Windows 7と金融危機でVistaにトドメ

 Windows 7のベータ版が予想以上に好評なだけに、ますますWindows Vista導入を阻害するという皮肉な状況を生み出しているという。ある程度予想されたことではあるが、本当にWindows 7のせいだと言い切れるのだろうか

好評「Windows 7」が阻む「Vista」企業導入-MSはアップグレードスキップに..(CNET Japan)

 そもそもVistaが不評だったために慌てたMicrosoftは、話題を次期OSのWindows 7に向けようとしていたはずである。Vistaを悪夢か事故だったことにして、先を見据えようというわけだったはずである。2010年初頭と言われていた出荷時期が年内という噂さえ出ている。そうしてWindows 7がベータ版の段階で意外にも好評だったために、ただでさえ不評だったVistaの営業が一層難しくなったというMicorsoftの事情が生じたようである。むしろVistaが不評すぎたためにWindows 7が良く見えたのではないかという気さえする。


 XPからVistaへの移行では、スペック的にもハードウェアのリプレースを余儀なくされ、多くのオープンソースソフトウェアの動作も保証されなくなるなど、コストをかけて不具合を買うような愚行に走ることは、業務系ではとても無理な話である。企業のVista導入が30%に留まっているのが如実にそれを表している。


 そこにきて昨秋から金融危機の影響で、名だたる企業からして急速に軒並み業績が悪化して、とてもではないがインフラ再整備の資金など確保できる状況ではないだろう。事実上、これで現時点での企業のVistaの導入には完全にピリオドが打たれたと言ってもよいだろう。ユーザとしては今後の1年ほどをいかにやり過ごすか、ということになる。多少コストのかからないネットブックを導入するにしても、また割り切ってXPをこの段階で入れるか、あるいはOfficeだけは2007にしておくかなどの工夫が必要である。


 そこでMicrosoftは今度は、VistaからWindows 7への移行ならスムースにいくが、XPからの移行は保証の限りではないという「脅し」に出てきたように見える。これはユーザを大事にする企業の姿勢といえるか、甚だ疑問である。少なくともMicrosoftは2014年まではXPのサポートを延長したはずである。そうであればその期間内にユーザが他のWindowsにアップグレードする動作環境を保証するのも当然であると思える。以前のWindowsでは、これほど長い期間のサポートを行うことはなかった。ユーザの要望に応える形でサポート期間を長くしたために、今度はOSバージョンの「飛ばし(スキップ)」が生じることになった。

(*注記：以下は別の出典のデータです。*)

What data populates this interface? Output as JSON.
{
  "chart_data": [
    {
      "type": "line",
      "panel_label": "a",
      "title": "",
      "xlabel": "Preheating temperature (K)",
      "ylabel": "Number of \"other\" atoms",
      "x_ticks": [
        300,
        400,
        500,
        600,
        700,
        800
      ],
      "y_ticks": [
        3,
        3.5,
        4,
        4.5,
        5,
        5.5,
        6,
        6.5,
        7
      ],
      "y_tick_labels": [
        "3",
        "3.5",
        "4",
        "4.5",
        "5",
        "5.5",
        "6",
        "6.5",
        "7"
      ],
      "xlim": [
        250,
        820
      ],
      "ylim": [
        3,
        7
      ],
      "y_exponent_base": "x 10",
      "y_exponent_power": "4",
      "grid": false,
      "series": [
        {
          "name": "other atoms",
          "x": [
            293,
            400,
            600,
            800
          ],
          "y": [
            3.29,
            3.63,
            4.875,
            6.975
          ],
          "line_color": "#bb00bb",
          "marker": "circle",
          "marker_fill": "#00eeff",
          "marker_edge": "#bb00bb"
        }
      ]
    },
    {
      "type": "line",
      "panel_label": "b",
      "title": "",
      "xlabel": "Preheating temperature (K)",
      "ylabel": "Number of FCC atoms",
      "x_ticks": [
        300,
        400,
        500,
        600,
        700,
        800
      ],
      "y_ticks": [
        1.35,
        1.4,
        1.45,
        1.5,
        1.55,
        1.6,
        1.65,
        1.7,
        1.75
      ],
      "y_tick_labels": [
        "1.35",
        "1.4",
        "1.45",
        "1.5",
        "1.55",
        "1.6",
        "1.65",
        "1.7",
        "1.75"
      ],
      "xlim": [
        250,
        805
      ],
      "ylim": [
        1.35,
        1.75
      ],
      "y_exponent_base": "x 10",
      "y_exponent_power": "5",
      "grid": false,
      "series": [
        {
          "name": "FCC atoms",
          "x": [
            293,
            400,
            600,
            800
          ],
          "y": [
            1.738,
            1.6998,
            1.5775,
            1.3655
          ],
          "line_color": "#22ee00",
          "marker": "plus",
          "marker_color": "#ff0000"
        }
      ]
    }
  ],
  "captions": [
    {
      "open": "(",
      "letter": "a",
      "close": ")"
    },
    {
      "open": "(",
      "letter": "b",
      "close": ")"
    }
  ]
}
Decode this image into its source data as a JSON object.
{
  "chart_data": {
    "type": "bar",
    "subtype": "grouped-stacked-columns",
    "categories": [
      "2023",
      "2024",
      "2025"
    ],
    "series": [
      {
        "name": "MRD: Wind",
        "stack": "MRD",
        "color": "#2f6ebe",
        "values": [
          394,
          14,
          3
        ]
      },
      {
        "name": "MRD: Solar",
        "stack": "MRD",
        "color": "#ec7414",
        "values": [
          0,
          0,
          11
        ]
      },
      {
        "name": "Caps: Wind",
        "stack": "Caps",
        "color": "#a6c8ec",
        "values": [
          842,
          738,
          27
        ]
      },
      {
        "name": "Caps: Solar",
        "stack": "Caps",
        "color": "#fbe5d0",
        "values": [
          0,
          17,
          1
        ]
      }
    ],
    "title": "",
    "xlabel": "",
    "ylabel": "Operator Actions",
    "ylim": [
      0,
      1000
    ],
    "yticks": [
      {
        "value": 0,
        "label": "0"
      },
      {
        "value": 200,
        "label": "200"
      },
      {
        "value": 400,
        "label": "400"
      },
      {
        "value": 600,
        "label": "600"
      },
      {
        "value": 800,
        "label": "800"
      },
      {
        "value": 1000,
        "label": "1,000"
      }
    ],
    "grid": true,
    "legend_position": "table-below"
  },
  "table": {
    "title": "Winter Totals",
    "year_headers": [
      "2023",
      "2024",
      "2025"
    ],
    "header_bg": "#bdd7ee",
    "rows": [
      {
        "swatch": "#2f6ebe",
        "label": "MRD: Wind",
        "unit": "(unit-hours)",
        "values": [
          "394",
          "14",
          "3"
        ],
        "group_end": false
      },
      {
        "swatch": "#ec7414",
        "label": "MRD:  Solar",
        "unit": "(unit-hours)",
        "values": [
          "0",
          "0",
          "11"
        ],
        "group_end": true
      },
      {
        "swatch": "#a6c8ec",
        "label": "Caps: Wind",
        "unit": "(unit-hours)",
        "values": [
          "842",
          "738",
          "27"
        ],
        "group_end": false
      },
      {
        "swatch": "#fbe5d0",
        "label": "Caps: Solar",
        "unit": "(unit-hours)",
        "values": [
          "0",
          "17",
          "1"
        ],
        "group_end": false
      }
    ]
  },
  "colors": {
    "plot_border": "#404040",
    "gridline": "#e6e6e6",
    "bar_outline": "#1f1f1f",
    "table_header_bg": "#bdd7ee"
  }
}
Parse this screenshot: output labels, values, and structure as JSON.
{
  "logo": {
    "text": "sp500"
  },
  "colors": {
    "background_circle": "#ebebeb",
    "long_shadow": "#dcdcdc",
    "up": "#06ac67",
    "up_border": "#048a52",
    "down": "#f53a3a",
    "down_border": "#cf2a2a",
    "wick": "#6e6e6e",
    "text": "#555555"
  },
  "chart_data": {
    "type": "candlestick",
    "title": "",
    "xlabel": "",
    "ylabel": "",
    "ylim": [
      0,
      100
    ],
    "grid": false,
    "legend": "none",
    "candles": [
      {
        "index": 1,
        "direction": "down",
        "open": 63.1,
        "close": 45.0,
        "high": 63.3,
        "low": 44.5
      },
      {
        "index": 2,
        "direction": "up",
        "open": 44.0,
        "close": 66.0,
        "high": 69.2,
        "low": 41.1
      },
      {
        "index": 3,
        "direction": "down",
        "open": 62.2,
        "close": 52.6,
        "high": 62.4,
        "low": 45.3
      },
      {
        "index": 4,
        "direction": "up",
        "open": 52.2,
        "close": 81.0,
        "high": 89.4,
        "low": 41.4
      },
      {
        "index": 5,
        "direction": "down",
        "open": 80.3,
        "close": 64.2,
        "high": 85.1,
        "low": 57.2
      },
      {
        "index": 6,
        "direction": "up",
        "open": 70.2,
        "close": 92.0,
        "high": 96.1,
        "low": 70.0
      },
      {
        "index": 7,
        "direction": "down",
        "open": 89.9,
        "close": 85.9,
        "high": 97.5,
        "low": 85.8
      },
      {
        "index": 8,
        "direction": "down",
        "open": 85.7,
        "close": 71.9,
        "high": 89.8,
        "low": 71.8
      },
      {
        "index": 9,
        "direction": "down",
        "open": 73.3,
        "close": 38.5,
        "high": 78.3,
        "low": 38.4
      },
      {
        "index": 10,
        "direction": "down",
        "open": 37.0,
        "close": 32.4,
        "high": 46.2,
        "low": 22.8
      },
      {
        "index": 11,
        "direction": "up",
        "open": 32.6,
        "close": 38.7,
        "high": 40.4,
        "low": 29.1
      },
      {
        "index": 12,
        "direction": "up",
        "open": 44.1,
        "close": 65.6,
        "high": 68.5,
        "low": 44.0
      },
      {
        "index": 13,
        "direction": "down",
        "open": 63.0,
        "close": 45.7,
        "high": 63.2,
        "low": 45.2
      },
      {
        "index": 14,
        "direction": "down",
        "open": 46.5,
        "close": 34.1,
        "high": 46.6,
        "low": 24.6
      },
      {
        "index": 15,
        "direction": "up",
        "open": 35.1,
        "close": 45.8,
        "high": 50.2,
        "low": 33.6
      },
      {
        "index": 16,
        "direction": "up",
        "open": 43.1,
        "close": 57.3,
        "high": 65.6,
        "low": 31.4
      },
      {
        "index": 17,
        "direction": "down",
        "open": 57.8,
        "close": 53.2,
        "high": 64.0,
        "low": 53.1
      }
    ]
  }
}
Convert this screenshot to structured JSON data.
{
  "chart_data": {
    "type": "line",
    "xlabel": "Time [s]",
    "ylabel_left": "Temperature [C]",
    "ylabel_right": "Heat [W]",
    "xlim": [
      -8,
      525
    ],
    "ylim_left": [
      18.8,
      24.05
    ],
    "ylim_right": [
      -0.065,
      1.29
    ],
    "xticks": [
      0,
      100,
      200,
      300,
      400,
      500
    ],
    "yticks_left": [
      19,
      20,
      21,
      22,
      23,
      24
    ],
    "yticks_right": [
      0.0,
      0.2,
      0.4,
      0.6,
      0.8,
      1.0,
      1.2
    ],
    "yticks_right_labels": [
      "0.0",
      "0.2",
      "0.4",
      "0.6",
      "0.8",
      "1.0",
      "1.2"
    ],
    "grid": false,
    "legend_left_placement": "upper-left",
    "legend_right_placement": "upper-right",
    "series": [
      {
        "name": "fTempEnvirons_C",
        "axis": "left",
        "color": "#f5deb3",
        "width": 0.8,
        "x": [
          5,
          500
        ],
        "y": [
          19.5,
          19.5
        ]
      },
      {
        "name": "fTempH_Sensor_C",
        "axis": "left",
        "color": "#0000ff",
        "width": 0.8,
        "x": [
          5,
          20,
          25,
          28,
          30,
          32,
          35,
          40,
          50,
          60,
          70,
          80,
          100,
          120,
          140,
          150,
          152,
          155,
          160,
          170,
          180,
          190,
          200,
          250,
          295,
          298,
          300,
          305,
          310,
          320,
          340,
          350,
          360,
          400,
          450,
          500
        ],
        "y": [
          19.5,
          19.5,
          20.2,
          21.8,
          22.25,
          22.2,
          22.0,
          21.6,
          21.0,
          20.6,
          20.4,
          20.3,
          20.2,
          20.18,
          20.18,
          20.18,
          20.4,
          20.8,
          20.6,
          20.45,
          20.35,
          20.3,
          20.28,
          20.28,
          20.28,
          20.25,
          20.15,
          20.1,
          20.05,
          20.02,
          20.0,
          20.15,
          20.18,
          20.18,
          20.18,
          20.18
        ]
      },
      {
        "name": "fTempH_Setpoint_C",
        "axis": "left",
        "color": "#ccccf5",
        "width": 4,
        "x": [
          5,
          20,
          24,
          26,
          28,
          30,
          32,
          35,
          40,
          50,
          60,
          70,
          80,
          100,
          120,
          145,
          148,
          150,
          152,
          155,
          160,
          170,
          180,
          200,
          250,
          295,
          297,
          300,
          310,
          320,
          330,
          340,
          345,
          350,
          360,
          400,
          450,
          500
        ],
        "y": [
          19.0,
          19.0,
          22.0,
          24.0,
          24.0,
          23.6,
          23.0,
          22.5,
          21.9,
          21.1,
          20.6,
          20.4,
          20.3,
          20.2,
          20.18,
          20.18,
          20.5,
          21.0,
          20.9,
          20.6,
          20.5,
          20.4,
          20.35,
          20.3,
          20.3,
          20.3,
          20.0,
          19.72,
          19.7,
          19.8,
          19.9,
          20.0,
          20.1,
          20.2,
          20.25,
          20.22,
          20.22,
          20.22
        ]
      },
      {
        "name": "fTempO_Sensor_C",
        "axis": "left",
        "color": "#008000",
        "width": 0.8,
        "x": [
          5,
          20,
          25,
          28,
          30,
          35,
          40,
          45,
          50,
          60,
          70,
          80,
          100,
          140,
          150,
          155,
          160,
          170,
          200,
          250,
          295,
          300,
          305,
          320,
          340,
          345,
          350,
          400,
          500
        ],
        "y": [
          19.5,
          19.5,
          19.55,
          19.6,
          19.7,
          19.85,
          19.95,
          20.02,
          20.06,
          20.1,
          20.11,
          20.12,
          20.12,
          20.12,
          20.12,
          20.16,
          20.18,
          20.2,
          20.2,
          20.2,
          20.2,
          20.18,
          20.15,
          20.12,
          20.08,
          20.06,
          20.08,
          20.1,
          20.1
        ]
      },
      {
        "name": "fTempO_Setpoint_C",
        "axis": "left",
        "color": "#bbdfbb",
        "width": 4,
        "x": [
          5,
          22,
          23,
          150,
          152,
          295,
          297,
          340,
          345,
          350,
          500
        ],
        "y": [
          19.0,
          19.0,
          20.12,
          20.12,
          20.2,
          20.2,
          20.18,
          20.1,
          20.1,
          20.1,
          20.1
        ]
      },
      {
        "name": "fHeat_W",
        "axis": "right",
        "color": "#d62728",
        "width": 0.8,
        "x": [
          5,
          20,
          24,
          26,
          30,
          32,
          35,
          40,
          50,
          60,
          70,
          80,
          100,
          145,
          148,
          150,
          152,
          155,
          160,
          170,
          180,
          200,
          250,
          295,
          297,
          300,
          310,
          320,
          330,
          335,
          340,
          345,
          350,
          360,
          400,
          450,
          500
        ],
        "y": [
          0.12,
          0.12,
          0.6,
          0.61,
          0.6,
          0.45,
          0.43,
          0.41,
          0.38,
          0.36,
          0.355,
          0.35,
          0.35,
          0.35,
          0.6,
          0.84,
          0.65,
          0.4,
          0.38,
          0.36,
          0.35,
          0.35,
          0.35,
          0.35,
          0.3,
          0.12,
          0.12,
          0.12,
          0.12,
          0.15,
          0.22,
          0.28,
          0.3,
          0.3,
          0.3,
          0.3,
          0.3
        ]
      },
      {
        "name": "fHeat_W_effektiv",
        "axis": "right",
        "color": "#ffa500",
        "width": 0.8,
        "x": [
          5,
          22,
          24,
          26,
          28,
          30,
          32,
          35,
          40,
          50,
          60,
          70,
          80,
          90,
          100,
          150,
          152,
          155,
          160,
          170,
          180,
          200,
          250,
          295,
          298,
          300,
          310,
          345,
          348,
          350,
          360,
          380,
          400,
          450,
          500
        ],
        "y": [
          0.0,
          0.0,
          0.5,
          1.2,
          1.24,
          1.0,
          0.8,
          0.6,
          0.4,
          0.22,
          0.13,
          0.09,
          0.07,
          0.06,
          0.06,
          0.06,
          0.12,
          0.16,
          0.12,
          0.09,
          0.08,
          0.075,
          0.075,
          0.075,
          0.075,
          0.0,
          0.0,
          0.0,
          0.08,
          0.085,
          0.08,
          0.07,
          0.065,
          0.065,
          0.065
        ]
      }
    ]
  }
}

 それほどVistaに移行を促進させたいのならば「Vistaから7への無償アップグレード権」を保証するべきだろう。「VistaからXPへのダウングレード権」などという滑稽な権利に比べれば、よほどユーザ本位のまともなサービスだろう。どうせ売れないVistaではなく、Windows 7の先行販売をするようなものである。


 とうとう、金融危機の影響がVistaにトドメまで刺すことにまでなったか、というのが実感である。徹底した経費節減の折、まさか社員をリストラしてVistaを導入すれば景気が上向く、というものでもあるまい。